Руки у нее были тяжелые и плоские, с синеватыми развилками жил под сухой кожей, с припухшими суставами расплюснутых, без единой мяготинки, пальцев.
Конечно, если с четырнадцати лет доить на ферме коров, не похвастаешься изяществом ручек…
Встреча творческой интеллигенции с колхозниками «Красного партизана» состоялась на следующий день в новом просторном клубе из стекла, пластика и бетонных монолитов, украшенных чеканкой по меди.
На сцене был сооружен длинный стол, покрытый малиновым сукном, и во всю бархатную ширь растянуто переходящее Красное знамя, полученное по итогам весеннего сева.
Федор Николаевич, снова изнывающий в нейлоновой рубахе с галстуком, бренькнул звонком, утихомирил шум в зале и объявил состав бригады, прибывшей на встречу с тружениками «Красного партизана».
Зал вежливо похлопал творческим личностям, усаженным в первом ряду возле лестницы на сцену.
— Посоветовались мы тут, — продолжил председатель, — и такое есть, товарищи колхозники, предложение: пригласить в президиум вместе с дорогими гостями и передовиков нашего производства.

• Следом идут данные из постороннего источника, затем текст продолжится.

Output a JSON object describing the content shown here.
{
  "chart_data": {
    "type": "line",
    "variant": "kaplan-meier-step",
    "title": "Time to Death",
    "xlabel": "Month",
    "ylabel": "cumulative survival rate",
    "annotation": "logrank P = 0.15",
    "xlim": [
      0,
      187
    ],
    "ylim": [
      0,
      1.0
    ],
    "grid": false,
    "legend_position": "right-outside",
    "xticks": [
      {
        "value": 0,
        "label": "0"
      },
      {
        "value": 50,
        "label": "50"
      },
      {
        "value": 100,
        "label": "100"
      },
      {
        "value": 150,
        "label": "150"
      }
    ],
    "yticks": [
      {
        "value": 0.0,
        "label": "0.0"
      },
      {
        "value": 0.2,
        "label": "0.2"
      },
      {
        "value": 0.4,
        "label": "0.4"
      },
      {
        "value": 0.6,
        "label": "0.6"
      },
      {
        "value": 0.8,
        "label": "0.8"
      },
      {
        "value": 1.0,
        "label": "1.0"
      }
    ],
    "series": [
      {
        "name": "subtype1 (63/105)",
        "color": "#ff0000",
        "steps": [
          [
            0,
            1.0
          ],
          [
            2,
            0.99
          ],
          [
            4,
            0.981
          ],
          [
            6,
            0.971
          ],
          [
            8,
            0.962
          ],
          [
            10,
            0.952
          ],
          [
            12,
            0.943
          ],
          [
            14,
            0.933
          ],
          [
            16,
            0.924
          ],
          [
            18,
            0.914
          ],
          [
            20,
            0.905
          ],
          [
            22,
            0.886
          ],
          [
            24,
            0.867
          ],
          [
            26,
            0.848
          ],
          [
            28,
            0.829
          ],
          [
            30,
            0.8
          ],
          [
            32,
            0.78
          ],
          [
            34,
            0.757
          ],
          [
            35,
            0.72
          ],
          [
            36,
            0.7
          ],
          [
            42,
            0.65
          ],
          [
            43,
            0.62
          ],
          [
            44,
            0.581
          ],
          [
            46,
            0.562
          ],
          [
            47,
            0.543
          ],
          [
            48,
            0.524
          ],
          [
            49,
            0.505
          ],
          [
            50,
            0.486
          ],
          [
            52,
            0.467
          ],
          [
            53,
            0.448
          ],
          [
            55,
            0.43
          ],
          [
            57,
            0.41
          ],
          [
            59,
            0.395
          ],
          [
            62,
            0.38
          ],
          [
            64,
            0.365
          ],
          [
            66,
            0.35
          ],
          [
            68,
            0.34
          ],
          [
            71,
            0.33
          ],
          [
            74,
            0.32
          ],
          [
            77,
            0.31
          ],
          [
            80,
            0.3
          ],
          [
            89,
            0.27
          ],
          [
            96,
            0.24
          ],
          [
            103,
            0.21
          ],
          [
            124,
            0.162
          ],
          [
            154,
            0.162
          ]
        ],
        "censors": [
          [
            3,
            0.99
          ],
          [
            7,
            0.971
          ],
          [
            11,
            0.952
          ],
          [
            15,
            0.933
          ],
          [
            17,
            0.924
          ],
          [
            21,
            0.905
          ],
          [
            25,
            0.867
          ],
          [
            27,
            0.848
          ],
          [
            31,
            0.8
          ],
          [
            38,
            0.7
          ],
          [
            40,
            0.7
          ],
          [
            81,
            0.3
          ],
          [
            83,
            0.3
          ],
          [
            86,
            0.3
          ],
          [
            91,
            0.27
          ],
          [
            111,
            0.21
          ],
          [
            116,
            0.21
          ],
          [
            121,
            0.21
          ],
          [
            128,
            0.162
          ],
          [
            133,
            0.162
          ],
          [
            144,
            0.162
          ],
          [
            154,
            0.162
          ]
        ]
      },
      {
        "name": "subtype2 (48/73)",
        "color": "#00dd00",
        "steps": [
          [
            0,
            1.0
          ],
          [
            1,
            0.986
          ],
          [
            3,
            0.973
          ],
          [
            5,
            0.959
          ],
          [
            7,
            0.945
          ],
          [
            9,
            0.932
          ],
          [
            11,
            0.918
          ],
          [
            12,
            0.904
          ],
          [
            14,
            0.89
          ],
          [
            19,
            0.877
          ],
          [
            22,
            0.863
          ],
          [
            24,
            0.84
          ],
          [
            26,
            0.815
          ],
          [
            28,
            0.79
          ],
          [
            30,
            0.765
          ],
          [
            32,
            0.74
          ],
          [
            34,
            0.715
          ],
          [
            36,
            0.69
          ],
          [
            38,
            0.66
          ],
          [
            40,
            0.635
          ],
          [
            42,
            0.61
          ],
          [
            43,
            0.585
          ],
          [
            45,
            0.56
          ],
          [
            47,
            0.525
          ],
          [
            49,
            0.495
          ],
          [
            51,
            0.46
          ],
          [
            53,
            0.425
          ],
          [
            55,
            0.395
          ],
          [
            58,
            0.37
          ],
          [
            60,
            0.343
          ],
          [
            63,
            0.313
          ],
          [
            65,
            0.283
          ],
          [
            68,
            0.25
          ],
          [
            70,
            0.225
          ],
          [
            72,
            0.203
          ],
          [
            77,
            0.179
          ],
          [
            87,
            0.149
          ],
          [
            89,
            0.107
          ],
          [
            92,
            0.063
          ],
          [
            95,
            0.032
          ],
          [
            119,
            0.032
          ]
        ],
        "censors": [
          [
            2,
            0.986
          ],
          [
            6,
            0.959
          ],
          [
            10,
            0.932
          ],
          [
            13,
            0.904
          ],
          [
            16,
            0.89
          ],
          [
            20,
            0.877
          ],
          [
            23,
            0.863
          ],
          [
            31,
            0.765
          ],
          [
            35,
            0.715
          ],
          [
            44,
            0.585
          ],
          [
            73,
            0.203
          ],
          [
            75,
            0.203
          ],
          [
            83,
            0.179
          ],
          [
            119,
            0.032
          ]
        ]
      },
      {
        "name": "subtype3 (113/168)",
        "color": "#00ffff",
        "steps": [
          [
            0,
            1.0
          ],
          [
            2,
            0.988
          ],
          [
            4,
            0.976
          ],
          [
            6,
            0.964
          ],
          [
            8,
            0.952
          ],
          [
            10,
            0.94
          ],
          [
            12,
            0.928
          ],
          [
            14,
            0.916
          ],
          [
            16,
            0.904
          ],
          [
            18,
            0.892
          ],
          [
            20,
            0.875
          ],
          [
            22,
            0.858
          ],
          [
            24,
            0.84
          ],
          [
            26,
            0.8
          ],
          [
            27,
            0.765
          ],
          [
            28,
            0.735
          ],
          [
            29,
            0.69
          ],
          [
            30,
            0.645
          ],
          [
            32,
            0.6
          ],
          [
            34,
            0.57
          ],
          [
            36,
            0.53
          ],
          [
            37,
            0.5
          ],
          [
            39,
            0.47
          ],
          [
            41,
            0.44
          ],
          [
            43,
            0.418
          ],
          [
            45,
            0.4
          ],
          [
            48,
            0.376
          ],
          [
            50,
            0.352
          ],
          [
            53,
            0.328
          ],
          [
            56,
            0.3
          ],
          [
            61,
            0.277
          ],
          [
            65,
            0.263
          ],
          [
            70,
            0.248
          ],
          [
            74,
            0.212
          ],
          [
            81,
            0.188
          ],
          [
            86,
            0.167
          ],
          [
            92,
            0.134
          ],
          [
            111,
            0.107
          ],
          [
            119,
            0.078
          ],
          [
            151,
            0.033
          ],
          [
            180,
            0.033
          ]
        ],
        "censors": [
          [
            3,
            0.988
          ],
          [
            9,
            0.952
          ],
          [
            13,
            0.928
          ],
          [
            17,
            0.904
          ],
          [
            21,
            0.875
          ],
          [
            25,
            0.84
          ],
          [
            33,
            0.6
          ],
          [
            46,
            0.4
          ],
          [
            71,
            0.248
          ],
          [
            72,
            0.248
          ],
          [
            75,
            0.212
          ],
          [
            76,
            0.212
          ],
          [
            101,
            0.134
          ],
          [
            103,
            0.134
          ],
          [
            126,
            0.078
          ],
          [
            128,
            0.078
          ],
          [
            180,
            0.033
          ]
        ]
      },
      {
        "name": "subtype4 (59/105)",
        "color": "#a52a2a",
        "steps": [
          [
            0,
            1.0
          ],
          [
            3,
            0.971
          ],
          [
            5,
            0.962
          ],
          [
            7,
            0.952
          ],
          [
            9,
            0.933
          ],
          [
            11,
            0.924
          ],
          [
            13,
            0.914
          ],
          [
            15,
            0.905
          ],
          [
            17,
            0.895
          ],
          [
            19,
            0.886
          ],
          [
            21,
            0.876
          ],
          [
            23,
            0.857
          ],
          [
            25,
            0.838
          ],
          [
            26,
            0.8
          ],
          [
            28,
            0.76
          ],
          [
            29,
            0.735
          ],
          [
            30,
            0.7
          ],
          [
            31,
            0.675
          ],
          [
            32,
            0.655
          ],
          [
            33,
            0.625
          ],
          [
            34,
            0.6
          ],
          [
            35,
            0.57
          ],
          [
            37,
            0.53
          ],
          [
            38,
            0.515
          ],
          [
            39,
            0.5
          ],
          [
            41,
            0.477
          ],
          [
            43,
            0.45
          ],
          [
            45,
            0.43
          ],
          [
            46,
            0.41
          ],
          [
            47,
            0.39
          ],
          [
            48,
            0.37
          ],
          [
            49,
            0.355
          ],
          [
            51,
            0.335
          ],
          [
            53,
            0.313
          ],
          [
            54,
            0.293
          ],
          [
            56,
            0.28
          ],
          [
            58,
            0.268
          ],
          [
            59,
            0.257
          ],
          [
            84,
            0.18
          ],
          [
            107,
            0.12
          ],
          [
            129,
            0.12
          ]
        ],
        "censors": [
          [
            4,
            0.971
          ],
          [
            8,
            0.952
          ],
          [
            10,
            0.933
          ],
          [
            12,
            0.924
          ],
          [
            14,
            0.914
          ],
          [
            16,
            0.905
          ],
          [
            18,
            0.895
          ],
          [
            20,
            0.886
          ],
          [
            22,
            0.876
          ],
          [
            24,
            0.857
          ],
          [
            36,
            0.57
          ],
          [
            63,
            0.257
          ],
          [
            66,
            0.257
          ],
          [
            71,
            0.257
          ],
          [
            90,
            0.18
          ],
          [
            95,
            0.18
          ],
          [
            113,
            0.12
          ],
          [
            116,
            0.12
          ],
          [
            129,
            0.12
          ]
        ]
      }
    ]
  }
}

Возражений не последовало. Зал явно был доволен, что за малиновым сукном сцены рядом с заезжими «звездами» сядут и односельчане.

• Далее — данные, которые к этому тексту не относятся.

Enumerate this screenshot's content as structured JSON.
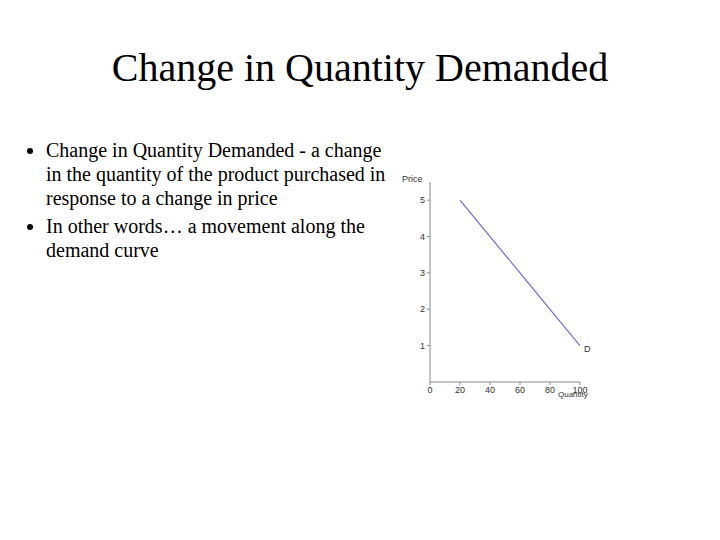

Федор Николаевич зачитал список передовиков. В нем была и моя хозяйка — Александра Белевич, выполнившая, как я узнал, на сто тридцать два процента план надоя молока на фуражную корову.
— Опять председатель фрицевку на трибуну тянет, — резанул мой слух шепоток в соседнем ряду.
Я оглянулся и увидел морщинистую старуху в темной косынке, повязанной над безбровыми глазами.
— Полно тебе, Лизавета, — попытались урезонить старуху. — Работает девка безотказно…
Старуха приметила мой взгляд, подобралась, и шепоток ее стал еще явственнее.
— У меня сын в партизанах пострадал, а я теперь должна смотреть, как германово семя на трибуне выставляется…
— Да разве она виновата, что так сотворилось…
— Виновата не виновата, а не имеют права фрицевку за красный стол сажать!
Вот, оказывается, о чем толковали председатель и заведующий клубом!
На сцене я уселся так, чтобы мне была видна Александра. Шепот, пущенный по залу, достиг и ее ушей. Глаза моей хозяйки пристыли, словно схваченные нежданным ознобом. Лицо побледнело, широкие брови сошлись к переносице. Сидела Александра напряженная и неподвижная. Живыми у нее оставались только пальцы. Они безостановочно и нервно двигались, будто скручивая невидимую нить.
После встречи я хотел подойти к Александре, но она исчезла из клуба, а председатель потащил нас на банкет.
Меня хватило только на половину застолья. Улучив момент, я выскочил из шумной, прокуренной чайной и с облегчением уселся на бревне, удобно забытом неподалеку в одичавшем вишеннике. Судя по множеству окурков, посеянных в живучей, жесткой, как проволока, траве, бревно служило местом отдохновения на воздухе и продолжения разговоров, которые не всегда, видимо, удавалось закончить к закрытию чайной. Я не ошибся. Минут через десять сюда же притащился распаренный председатель. Вытер лысину скомканным платком, расстегнул рубаху и с наслаждением пустил к телу освежающий предвечерний холодок.
— Ух! — блаженно отдулся он. — Душа передых требует. Раньше зараз суток по трое праздновал, а сейчас всего часа на четыре хватает. Силы стали не те… Как устроились?
— Спасибо, все отлично.
— Заботливая она, Александра, к людям. Наши мужики, дурни, не понимают, какая она хозяйка в дому.
Я рассказал о шепотке, пущенном морщинистой старухой.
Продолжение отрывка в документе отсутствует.